EDIT # 2: Doing a recursive proxy does work. The code is nasty, but I'm happy to post it somewhere for others to use if anyone needs it. My comment here is getting pretty long, but I could post it here as well.

@voidmain Not really. It's even worse, if you'd assign an object value in the js, it will be PolyglotMap or PolyglotList, which is

class PolyglotMap<K, V> extends AbstractMap<K, V> implements HostWrapper {

For your example, suppose that you set user.otherStuff.testing={ f: 'v' }, then 'testing' will be stored as PolyglotMap inside your ProxyObject, so, you need to convert it as well. Graal is inconsistent even in itself, but uses AbstractMap and AbstractList inside. It's sad that devs are focused on runing nodejs but not on real needs. Recursion is good, but in case java objects are large and there are many of them, it will be a real hassle to convert and overall performance will be just terrible. The good news is, that nashorn is still alive and available as a standalone module here: https://github.com/openjdk/nashorn

Hi @voidmain

thanks for your post.

I can't pass this to Graal JS at all.

Can you please clarify what you mean with "at all"? You can't pass it, you can't access it in Java semantics, you can't access it in JavaScript semantics?

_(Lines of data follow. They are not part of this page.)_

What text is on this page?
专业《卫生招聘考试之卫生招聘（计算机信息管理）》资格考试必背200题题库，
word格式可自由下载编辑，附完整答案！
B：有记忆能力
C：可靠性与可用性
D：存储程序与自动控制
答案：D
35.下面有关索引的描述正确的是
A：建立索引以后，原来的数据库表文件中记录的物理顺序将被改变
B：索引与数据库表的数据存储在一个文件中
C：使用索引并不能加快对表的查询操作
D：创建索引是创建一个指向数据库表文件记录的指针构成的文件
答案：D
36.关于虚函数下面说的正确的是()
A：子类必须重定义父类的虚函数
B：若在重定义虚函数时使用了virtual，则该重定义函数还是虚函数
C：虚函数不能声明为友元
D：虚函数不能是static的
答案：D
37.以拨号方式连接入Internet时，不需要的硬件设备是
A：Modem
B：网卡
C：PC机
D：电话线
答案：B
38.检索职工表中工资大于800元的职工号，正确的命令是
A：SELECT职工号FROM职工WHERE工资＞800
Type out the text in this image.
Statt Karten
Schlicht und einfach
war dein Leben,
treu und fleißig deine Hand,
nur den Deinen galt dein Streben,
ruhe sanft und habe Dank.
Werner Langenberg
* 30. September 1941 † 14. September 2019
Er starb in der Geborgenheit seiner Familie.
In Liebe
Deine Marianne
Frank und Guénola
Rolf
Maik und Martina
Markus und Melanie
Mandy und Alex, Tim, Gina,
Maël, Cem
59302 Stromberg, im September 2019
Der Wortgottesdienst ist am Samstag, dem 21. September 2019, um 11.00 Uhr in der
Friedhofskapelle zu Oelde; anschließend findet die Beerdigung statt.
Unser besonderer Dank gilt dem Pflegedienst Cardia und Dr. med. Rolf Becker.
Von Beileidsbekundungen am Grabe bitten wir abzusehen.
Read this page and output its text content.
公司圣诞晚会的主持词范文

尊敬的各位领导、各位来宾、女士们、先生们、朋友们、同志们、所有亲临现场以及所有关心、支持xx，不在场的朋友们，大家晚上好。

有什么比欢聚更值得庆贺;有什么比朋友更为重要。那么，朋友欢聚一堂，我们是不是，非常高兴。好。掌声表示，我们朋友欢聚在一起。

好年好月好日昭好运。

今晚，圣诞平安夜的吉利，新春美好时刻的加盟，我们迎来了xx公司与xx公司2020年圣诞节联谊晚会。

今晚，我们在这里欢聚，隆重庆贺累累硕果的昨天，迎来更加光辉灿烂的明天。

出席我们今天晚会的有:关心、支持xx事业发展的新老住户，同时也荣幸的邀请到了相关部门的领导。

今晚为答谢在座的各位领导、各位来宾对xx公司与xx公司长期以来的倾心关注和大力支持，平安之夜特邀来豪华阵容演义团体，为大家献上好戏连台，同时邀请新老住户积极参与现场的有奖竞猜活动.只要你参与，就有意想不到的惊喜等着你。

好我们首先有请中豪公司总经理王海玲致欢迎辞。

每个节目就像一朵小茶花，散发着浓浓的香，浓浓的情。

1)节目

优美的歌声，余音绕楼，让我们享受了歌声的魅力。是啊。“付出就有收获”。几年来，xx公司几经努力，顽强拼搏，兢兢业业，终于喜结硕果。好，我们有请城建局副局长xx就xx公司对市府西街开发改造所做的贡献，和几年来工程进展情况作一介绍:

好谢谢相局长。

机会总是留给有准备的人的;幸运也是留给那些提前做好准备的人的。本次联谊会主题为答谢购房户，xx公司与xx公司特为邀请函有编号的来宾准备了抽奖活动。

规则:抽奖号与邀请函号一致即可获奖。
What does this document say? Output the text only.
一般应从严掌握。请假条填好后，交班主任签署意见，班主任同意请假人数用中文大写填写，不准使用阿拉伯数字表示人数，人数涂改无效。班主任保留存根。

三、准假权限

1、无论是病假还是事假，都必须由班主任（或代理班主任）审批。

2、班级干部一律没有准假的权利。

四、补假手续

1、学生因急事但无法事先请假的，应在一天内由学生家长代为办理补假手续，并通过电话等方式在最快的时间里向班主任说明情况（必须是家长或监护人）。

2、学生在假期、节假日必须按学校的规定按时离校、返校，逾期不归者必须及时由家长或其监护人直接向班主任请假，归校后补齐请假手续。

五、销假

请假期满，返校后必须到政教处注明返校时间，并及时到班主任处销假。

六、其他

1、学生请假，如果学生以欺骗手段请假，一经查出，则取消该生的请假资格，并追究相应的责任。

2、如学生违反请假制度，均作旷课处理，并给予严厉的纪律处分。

I'm not sure why Graal doesn't handle this with core Java types and collections.

That's exactly what we are doing and what others above are complaining about. We treat java.util..Map as Java type on the JS side, you can access it by Java means (e.g., calling Map.get()). I understand this use-case should be fully supported; if not, please let us know with a concrete example.

What is not working to the full extend currently is accessing the HashMap in the syntax ans semantics of _JavaScript_. Treating it as a JavaScript object and expecting some magic in the back to map that to (Hash)Map. We are doing this for Arrays and Lists, but the support for Map is currently being worked on (CC @chumer). Hacking together support for this between Java and JavaScript would be relatively easy, but we also need to make sure it works between other languages as well, i.e. Ruby<=>Java and Ruby<=>JavaScript.

Best,
Christian

Good news everyone: Support for this will finally land in 21.1.0. Using hostAccessBuilder.allowMapAccess(true), hashMap[key] and hashMap.key will work the same way as in Nashorn. Thanks for your patience!

PS: Object.keys(hashMap) will not return map keys. Note that this does not work in Nashorn either.